Discussion Overview
The discussion revolves around the issue of negative eigenvalues in the covariance matrix derived from a large matrix of daily stock returns, particularly in the context of using the factoran function in MATLAB. Participants explore potential solutions to ensure the covariance matrix remains positive definite.
Discussion Character
- Technical explanation, Debate/contested, Experimental/applied
Main Points Raised
- One participant notes the presence of very small negative eigenvalues in the covariance matrix, attributing this to floating point issues and stating that real covariance matrices should be positive semi-definite.
- Another participant suggests adding a small constant value σ2 to the diagonal elements of the covariance matrix to eliminate negative eigenvalues caused by numerical errors, describing this method as diagonal loading or Tikhonov regularization.

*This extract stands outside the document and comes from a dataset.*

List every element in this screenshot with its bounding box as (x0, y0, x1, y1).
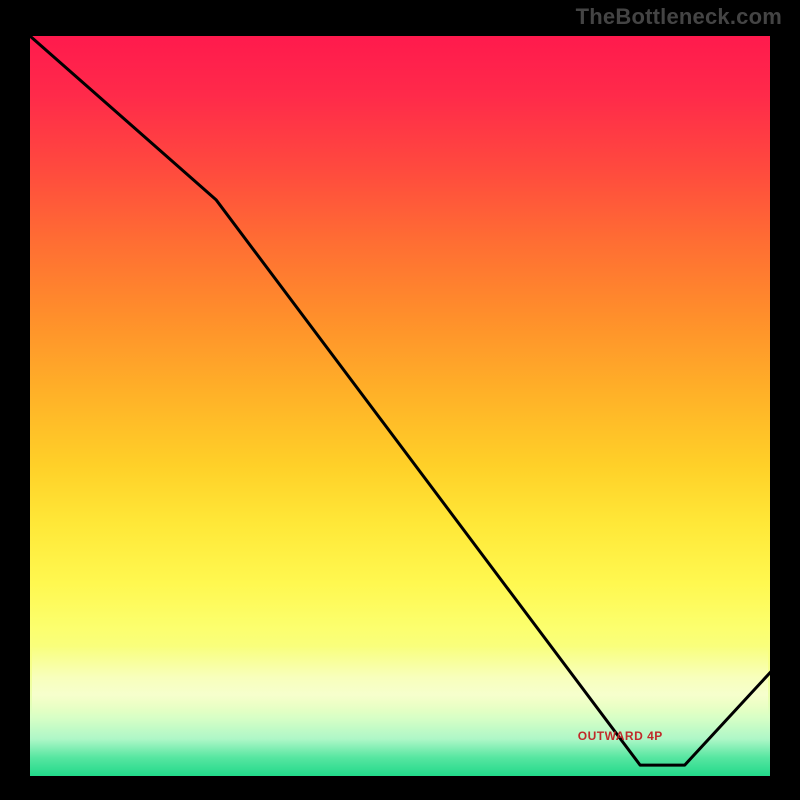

- A participant expresses concern about needing to modify the MATLAB function to implement the suggested solution, indicating uncertainty about the investment of time in this adjustment.
- A later reply encourages the participant to share the outcome of their efforts.
Areas of Agreement / Disagreement
Participants do not reach a consensus on the best approach to address the negative eigenvalues, and multiple viewpoints regarding potential solutions are presented.
Contextual Notes
Participants do not fully explore the implications of the proposed solutions or the specific conditions under which they might be applicable, leaving some assumptions and dependencies on definitions unresolved.
Who May Find This Useful
Individuals working with covariance matrices in statistical analysis, particularly in finance or data science, may find the discussion relevant.